How Temporary Heating and Cooling are Crucial to Avoid Bacteria Growth?
The Romaine lettuce E coli bacteria outbreak has been reported in 32 different U.S. states with over 170 cases in 2018.
The romaine lettuce E. coli outbreak is likely over as the original harvest from Arizona is no longer available across the country. Authorities recently declared romaine safe to eat again, however, we must be very careful to avoid future contaminations. Undercooked meat, untreated milk or poorly washed vegetables and fruits are the most common causes for contamination. The treatment to avoid bacteria growth starts from the beginning of its production and packaging at food and beverage plants.
Bacteria can adapt to any type of environment which why it can be found in so many different places across the globe. With certain conditions such as high temperatures and moisture levels, the spread of bacteria can increase at an alarming rate.
A very common and traditional process to avoid bacteria growth is the pasteurization. Many food and beverage products require pasteurization. This is not a high-tech process – in fact it’s a very old process, invented by the famous French microbiologist Louis Pasteur in the 1800’s. Pasteurization is a method of killing harmful bacteria in a food or beverage product. Before pasteurization, food safety was a huge risk, at least for commercial production.
Pasteurization involves rapidly heating the substance to a high temperature such as 180F or 170F, holding it there for a few minutes, and then rapidly chilling it to 50F or 40F. This process can be done either before or after the product is in a container or package, from a 10 oz. can to a 30-gallon steel drum.
Food processing plants often have extra steam capacity, since they use steam for food processes like pasteurization, cooking a product and cleaning equipment. When there is a need to increase production, the plant often has spare steam capacity, but does not have the additional chilling/refrigeration capacity, so rental equipment becomes crucial. On the other hand, sometimes the existing refrigeration equipment can’t keep up with the heat load, or it fails, and the plant will rent a chiller until the existing chiller is repaired or replaced.
Another instance where a food processor may need temporary cooling is when they are experimenting with a new pasteurization process or a new product. There are also seasonal needs, such as certain juices that are produced only during certain time of the year. With a mobile and temporary cooling solution, there is no capital expenditure of buying a new owned chiller and it also eliminates the maintenance and other risks of ownership.
From cooking to packaging
Let’s take another example from the food and beverage industry. Hams are often fully cooked or partially cooked before packaging. Like pasteurization, hams are heated quickly, held at a high temperature, and then rapidly chilled. The hams are cooked in their can to kill all bacteria and remain sealed for extended storage life. The cans must then be cooled to continue the packaging process. Providing a larger chiller, supplemental chilling, or a higher flow rate, can chill the hams faster, allowing a plant to produce more tons of ham each shift or each day.
Chicken production also relies on cooling processes. A chicken carcass must be chilled quickly to below 40F to avoid any bacteria growth. This is usually accomplished by dunking the carcass into an ice water bath or a chilled water bath or a stream of flowing chilled water. It could take several minutes to cool the entire carcass down – sometimes requiring it to remain in the water as long as 30 minutes.

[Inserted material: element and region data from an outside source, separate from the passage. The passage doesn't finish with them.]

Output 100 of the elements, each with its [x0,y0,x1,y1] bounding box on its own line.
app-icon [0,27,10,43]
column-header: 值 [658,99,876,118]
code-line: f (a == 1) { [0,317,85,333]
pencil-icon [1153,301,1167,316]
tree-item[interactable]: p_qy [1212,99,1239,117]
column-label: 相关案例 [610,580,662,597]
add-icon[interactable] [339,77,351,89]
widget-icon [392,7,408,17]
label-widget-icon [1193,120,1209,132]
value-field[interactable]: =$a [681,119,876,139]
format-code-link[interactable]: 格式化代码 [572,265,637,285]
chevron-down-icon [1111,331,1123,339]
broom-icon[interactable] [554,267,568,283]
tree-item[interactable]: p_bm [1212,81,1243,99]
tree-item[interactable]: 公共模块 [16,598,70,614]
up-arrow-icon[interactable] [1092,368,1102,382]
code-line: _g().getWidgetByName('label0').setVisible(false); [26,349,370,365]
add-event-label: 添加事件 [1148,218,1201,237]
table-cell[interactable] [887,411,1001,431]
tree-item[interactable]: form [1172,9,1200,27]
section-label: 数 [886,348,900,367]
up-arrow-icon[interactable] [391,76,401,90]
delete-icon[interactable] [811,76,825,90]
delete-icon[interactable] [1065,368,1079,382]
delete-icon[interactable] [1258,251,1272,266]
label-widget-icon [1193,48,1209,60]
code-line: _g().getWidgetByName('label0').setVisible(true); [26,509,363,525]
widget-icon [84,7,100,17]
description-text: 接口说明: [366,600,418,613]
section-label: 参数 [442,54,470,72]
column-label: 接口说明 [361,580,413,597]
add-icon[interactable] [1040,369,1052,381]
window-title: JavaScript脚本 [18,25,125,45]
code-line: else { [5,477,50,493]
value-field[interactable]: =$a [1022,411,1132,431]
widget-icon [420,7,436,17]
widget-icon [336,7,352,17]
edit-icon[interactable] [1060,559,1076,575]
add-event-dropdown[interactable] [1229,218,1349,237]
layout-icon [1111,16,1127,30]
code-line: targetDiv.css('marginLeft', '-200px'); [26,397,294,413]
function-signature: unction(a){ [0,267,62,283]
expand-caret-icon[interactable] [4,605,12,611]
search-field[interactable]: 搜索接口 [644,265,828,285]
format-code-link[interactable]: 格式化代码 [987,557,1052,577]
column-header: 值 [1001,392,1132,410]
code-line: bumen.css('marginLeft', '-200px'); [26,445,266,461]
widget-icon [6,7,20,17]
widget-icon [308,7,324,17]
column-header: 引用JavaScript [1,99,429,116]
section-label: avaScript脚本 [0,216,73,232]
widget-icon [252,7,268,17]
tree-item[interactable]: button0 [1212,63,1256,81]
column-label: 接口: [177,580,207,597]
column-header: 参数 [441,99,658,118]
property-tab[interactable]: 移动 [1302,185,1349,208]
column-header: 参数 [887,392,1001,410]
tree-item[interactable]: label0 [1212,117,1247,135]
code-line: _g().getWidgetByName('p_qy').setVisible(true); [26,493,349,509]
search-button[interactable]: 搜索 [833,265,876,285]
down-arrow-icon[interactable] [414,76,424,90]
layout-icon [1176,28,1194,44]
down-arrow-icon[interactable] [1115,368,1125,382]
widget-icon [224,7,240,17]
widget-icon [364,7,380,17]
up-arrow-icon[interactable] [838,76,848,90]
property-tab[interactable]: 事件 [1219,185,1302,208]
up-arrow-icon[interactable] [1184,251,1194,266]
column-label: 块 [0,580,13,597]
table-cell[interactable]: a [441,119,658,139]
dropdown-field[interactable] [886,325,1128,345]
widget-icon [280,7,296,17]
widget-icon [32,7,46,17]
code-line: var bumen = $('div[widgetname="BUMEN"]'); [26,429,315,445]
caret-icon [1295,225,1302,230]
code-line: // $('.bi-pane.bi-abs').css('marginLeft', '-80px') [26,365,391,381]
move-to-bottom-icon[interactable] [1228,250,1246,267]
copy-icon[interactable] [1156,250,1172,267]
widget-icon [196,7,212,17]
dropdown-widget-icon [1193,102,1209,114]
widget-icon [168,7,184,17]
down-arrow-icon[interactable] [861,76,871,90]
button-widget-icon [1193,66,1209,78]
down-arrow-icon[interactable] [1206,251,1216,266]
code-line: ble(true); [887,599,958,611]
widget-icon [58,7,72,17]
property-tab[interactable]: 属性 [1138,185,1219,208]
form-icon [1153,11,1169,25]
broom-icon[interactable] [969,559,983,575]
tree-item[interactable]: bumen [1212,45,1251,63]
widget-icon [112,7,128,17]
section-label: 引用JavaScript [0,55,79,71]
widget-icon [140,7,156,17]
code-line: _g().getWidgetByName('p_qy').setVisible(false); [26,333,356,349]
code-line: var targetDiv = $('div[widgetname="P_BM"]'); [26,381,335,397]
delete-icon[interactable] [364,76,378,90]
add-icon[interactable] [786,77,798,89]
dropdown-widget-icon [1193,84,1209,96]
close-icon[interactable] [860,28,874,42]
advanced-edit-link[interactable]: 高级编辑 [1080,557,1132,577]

A large plant usually has from 5,000 to 20,000 tons of refrigeration. Even with that many cooling capacity, a temporary chiller may be essential to either quickly replace a chiller failure as an emergency or to offer supplemental cooling to reduce the load on the freezers. With a quicker cooling cycle, it’s possible to increase production, improve product quality, lower energy costs and prevent downtime.
After the whole preparation cycle of food and beverage, comes the most important part of the process: the packaging. Most food & beverage products are susceptible to changes in temperature. The end product of a manufacturing plant is always more valuable than the raw materials or ingredients. It’s the same with food – it’s most valuable right before and after it’s packaged and shipped. There’s also more risk here.
Temperatures in packaging areas can affect product quality, consistency, shelf life, and stability. And a faulty product can also damage the packaging materials itself. And by packaging – we mean bottles, jars, cans, cardboard, paper, and plastic. Temporary air conditioners and chillers with air handlers for packaging area of all types of food & beverage processors are also extremely important to either increase or maintain production during hottest seasons and to improve the quality of the products.
Although the most common application for the industry involves process cooling or areas refrigeration, we can also provide temporary heaters for processing equipment in order to kill bacteria and insects. For instance, we’ve eliminated bacteria by using high temperature tarps and 160F heat for up to 48 hours at affected areas of a meal-ready frozen food production line.
Without the right power, cooling and moisture-control, producers can face big headaches. And bacteria can find the perfect conditions to grow. We know the needs of the food and beverage industry inside out. This means we can step up whenever it’s necessary – keeping conditions at their best, so there is no pause in production and no contamination.